Approximately 20 percent of strokes are secondary to atrial fibrillation, and these strokes are often associated with a poor outcome. An additional 30 percent of strokes are cryptogenic and potentially caused by undetected atrial fibrillation. The aim of the newly published LOOP trial was to investigate whether continuous screening for atrial fibrillation — with a subsequent anticoagulant treatment when atrial fibrillation was detected — might prevent stroke in elderly persons at high risk.

The trial evaluated 6,004 elderly patients (aged 70-90) in Denmark without atrial fibrillation and with at least one risk factor for stroke. These risk factors included hypertension in 91 percent, diabetes in 28 percent, a prior stroke in 18 percent, and heart failure in four percent. Medication use included renin-angiotensin inhibitors (66%), statins (58%), and platelet inhibitors (48%). Patients were randomized to continuous electrocardiogram (ECG) monitoring using an implantable loop recorder or to a control group. Patients implanted with the loop recorder were monitored remotely via automated transmissions that were reviewed daily by a physician. If a patient had an episode of atrial fibrillation lasting at least six minutes, the physician recommended initiation of oral anticoagulation therapy. In the control group, patients received usual care involving an annual interview with a study nurse and an appointment with a general practitioner. The primary outcome of the trial was the risk of stroke or systemic arterial embolism.

All the patients completed the follow-up at a median duration of 64.5 months. Compared with the control group, the patients who had been continuously monitored exhibited higher rates of diagnosed atrial fibrillation (31.8% vs. 12.2%, p < 0.0001) and of anticoagulation therapy initiation (29.7% vs. 13.1%, p < 0.0001).

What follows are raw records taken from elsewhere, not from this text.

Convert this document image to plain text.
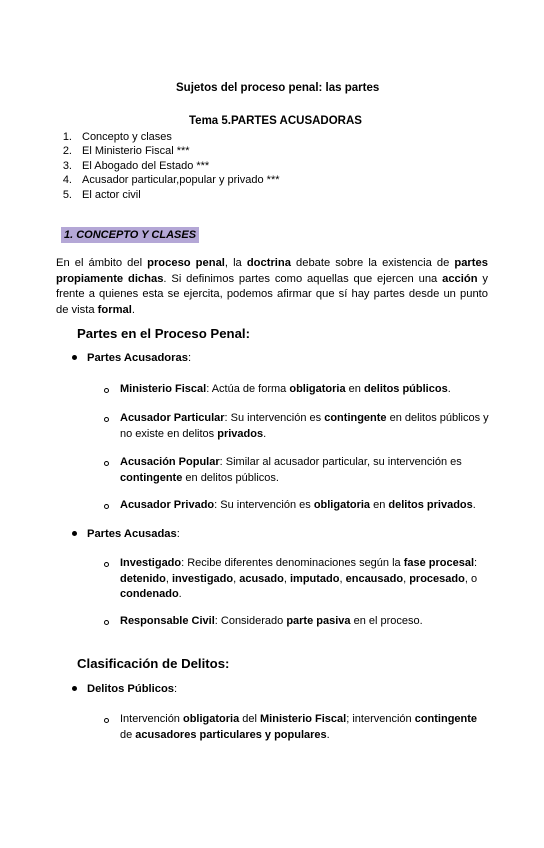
Sujetos del proceso penal: las partes
Tema 5.PARTES ACUSADORAS
1. Concepto y clases
2. El Ministerio Fiscal ***
3. El Abogado del Estado ***
4. Acusador particular,popular y privado ***
5. El actor civil
1. CONCEPTO Y CLASES
En el ámbito del proceso penal, la doctrina debate sobre la existencia de partes propiamente dichas. Si definimos partes como aquellas que ejercen una acción y frente a quienes esta se ejercita, podemos afirmar que sí hay partes desde un punto de vista formal.
Partes en el Proceso Penal:
Partes Acusadoras:
Ministerio Fiscal: Actúa de forma obligatoria en delitos públicos.
Acusador Particular: Su intervención es contingente en delitos públicos y no existe en delitos privados.
Acusación Popular: Similar al acusador particular, su intervención es contingente en delitos públicos.
Acusador Privado: Su intervención es obligatoria en delitos privados.
Partes Acusadas:
Investigado: Recibe diferentes denominaciones según la fase procesal: detenido, investigado, acusado, imputado, encausado, procesado, o condenado.
Responsable Civil: Considerado parte pasiva en el proceso.
Clasificación de Delitos:
Delitos Públicos:
Intervención obligatoria del Ministerio Fiscal; intervención contingente de acusadores particulares y populares.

However, there was no statistically significant difference in the risk of stroke or systemic arterial embolism (4.5% vs. 5.6%, hazard ratio 0.8, 95% CI 0.61-1.05). The risk of death or major bleeding was also similar between the two groups. Complications leading to the surgical removal of the monitoring device were rare, occurring in nine patients (0.6%).

The trial had several limitations. The effect of the anticoagulation therapy on stroke prevention may not be similar for short-lasting and long-lasting atrial fibrillation episodes. Moreover, the study may have been underpowered because the risk of stroke associated with short duration asymptomatic atrial fibrillation detected by continuous monitoring may be lower than that diagnosed through usual methods (which presumably includes a higher percentage of people with symptoms or sustained atrial fibrillation). An additional factor may have been the high percentage of patients on antiplatelet agents.

Patients who have a smart watch or other readily available monitoring devices are coming into medical offices wondering what to do with transient bursts of tachycardia. Those devices may someday make implantable monitors obsolete (or alternatively, we may see a Choosing Wisely recommendation to stop paying attention to the devices). Studies like this one will be helpful in developing guidance for patients who are concerned about transient asymptomatic tachycardia. To close the LOOP, this trial indicates that screening for atrial fibrillation within these parameters is probably not ready for prime time.